Die alten Ägypterinnen und Ägypter sind dafür bekannt, für ihre Gottheiten imposante Tempel zu errichten. Einige davon können bis heute bestaunt werden und offenbaren auch nach Jahrhunderten der Forschung immer noch neue archäologische Funde.

Archäologischer Fund an der „Horus-Straße“

Ein Türsturz aus der Regierungszeit Ramses’ II. und neue architektonische Befunde „enthüllen Geheimnisse des Horus-Tempels“, wie es in einer Mitteilung des Ägyptischen Ministeriums für Tourismus und Altertümer heißt. Zudem sollen die archäologischen Funde die Karte der militärischen „Horus-Straße“ neu zeichnen und die Hypothese zur Lage der verschollenen altägyptischen Stadt „Mesen“ stützen.

Horus war einer der ältesten und wichtigsten Götter im alten Ägypten. Er war der Himmelsgott, der Schutzgott des Königs und wurde meistens als Falke oder als Mann mit einem Falkenkopf dargestellt. Die nach ihm benannte Horus-Straße war eine bedeutende antike Militär- und Handelsstraße aus der Zeit des Neuen Reiches im alten Ägypten. Sie erstreckte sich vom Nildelta in Ägypten über die Sinai-Halbinsel bis in den Gazastreifen und nach Vorderasien.

Aktuell laufen ägyptische Ausgrabungen an Stätten, die mit der Horus-Straße in Verbindung stehen, so das Ministerium. Diese sollen dazu beitragen, die historische Bedeutung dieser Route und ihrer Stationen zu rekonstruieren. Dazu zählt auch die Stätte Tell Abu Seifi (Qantara-Ost), aus der die archäologischen Funde stammen.

Hinweise auf die verschollene Stadt „Mesen“

Die Entdeckungen werfen neues Licht auf die Geschichte der Stätte sowie auf ihre architektonische und militärische Entwicklung über verschiedene Epochen hinweg.
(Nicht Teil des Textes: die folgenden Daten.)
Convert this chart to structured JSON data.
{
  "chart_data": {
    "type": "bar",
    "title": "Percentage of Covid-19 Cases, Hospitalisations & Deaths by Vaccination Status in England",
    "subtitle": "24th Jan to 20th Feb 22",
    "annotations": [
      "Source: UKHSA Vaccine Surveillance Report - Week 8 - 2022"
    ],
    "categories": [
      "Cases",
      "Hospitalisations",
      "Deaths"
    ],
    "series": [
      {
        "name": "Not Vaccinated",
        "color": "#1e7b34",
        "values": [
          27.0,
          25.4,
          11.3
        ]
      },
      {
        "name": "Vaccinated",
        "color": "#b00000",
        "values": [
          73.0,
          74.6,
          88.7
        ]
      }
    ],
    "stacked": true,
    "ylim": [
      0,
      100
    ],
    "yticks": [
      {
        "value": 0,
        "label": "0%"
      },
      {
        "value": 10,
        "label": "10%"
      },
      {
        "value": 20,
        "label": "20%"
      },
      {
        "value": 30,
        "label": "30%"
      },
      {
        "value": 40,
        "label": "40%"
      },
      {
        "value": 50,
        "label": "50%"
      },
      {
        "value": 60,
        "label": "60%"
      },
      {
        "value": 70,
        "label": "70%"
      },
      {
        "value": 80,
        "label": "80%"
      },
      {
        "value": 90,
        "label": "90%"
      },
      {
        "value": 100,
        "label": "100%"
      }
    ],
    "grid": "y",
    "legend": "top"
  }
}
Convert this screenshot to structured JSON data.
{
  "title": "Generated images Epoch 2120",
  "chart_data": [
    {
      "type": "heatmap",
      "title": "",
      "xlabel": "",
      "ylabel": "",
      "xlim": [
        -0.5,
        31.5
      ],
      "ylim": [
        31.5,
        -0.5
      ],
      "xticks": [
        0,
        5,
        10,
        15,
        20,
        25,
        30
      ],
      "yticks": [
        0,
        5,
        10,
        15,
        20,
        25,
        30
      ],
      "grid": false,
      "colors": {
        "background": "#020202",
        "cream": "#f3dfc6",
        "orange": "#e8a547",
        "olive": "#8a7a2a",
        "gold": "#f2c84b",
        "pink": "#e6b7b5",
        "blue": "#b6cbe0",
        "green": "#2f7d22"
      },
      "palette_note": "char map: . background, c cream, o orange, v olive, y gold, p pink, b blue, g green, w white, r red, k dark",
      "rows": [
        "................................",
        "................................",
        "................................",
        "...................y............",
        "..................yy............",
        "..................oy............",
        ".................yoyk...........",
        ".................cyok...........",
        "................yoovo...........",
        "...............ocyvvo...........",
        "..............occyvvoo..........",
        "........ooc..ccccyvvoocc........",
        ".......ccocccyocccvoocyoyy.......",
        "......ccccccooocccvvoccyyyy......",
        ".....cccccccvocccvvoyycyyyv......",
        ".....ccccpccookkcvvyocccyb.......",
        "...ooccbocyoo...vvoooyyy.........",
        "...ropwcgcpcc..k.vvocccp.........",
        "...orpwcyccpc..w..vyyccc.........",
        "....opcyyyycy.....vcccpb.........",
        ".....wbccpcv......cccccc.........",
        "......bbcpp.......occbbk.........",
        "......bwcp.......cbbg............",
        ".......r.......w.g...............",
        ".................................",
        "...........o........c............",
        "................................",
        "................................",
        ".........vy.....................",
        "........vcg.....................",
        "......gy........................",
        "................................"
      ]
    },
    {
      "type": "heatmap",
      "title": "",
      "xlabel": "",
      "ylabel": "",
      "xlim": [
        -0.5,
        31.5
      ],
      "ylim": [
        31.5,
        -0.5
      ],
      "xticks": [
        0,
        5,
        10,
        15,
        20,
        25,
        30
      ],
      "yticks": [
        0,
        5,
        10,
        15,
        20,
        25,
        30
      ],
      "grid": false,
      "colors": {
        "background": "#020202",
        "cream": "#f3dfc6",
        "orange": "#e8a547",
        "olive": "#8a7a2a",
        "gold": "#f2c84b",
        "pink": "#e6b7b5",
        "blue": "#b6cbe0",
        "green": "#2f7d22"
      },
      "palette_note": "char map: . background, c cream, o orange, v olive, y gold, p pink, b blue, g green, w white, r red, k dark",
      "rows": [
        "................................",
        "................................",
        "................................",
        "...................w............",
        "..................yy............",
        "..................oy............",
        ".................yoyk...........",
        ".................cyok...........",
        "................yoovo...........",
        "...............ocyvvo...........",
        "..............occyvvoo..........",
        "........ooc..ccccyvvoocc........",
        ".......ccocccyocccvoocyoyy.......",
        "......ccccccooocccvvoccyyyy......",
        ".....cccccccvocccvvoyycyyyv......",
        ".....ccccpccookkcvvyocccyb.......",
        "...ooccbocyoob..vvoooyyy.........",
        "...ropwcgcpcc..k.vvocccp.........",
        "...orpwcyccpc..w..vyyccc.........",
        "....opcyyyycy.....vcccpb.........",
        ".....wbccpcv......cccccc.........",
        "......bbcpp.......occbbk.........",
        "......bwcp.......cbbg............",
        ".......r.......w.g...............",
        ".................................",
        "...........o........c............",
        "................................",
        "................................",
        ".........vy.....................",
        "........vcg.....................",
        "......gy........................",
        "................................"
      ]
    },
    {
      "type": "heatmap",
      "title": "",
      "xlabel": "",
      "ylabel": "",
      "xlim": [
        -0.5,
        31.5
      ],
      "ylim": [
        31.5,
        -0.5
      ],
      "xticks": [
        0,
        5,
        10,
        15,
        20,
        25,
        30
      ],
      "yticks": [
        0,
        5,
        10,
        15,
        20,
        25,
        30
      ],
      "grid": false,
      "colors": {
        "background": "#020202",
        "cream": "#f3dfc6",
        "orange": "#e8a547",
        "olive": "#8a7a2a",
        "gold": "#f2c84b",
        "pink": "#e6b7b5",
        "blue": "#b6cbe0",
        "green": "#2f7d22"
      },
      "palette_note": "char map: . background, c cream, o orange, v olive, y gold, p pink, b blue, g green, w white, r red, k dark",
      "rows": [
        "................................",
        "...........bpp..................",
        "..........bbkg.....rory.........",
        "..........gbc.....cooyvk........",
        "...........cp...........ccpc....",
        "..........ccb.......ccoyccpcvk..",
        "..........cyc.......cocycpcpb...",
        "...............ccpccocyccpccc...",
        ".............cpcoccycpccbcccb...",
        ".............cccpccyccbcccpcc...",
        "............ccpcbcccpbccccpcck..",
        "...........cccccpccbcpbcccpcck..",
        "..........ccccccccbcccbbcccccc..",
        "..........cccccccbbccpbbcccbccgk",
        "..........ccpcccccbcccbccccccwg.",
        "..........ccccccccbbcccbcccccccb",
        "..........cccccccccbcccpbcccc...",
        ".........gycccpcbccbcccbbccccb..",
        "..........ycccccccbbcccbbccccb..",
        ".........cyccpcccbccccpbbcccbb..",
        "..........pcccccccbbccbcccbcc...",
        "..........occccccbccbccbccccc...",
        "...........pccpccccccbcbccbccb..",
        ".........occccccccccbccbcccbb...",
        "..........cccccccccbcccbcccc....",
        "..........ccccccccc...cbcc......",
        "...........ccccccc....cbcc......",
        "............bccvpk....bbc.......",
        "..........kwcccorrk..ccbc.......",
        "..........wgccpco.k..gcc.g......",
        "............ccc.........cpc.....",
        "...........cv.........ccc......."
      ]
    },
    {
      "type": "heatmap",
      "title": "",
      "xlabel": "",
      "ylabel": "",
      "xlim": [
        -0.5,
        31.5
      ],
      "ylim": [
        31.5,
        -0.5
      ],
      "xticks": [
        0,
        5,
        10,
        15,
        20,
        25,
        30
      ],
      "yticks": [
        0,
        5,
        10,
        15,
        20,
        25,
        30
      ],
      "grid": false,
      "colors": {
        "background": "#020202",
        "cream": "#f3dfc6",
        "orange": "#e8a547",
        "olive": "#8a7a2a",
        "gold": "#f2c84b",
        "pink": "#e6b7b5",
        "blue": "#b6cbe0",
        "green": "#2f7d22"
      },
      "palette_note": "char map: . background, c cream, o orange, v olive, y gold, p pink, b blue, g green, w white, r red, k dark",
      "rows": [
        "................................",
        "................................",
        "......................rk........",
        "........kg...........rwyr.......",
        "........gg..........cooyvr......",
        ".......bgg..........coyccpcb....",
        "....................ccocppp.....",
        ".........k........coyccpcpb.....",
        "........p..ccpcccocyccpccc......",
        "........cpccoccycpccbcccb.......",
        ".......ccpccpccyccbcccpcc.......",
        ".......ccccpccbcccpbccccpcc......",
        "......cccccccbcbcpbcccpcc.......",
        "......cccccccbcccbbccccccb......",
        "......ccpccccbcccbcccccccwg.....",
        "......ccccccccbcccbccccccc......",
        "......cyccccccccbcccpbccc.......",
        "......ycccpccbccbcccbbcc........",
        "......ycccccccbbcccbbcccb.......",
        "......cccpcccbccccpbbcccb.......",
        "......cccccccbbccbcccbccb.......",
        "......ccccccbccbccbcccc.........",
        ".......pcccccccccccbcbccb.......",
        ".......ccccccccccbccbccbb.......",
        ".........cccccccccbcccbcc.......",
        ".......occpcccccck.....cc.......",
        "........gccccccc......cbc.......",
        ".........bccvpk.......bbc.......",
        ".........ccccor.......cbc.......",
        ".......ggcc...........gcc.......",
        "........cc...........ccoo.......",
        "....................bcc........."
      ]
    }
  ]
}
So konnte bei den Ausgrabungen eine massive Lehmziegelmauer freigelegt werden, einschließlich ihrer Tore und Innenräume.

Dabei zeigte sich, dass es sich um die äußere Umfassungsmauer des Tempelbezirks und nicht um das eigentliche Tempelgebäude handelte. Diese Erkenntnis korrigiere frühere Interpretationen. Dr. Hisham El-Leithy, Generalsekretär des Obersten Rates für Altertümer, betonte, dass die neuen Befunde eine überzeugende archäologische und historische Hypothese stützen, welche die Stätte mit der altägyptischen Stadt „Mesen“ in Verbindung bringt.

Topaktuell

Wandel im Laufe der Zeit

Zudem gibt es neue Hinweise darauf, wie lange die Tempelanlage aktiv genutzt wurde. Die Forschenden haben die Überreste zweier aufeinanderfolgender Steinwege identifiziert, die in den Tempel führten. Der erste stammte aus der ptolemäischen Zeit, der zweite, schmalere Weg lag darüber und stammte aus der römischen Zeit.

Der Tempel erreichte den Höhepunkt seiner architektonischen Pracht in der ptolemäischen Zeit, bevor Teile des Areals im dritten Jahrhundert nach Christus für den Bau militärischer Kasernen umgenutzt wurden. In der späten Römerzeit wurde die Stätte in einen Kalkbrennplatz umgewandelt. Es wurden zwei massive Rundöfen freigelegt, in denen Spuren von gebranntem Kalkstein identifiziert wurden.

Eine bedeutende Inschrift

Auch Überreste des Tempels selbst wurden freigelegt. So wurden eine Reihe von Lagerräumen an der Nordseite und größere Wirtschaftsräume an der Südseite identifiziert. Einer der wichtigsten archäologischen Funde waren die Überreste eines massiven Sandstein-Türsturzes.

Dieser ist in zwei Teile zerbrochen und an drei Seiten mit Inschriften versehen. Er trägt die Titel von König Ramses II. sowie eine Inschrift, die sich auf Restaurierungsarbeiten an der Statue der Gottheit „Horus, Herr von Mesen“ bezieht. Damit liefert er entscheidende Hinweise auf die verschollene Stadt.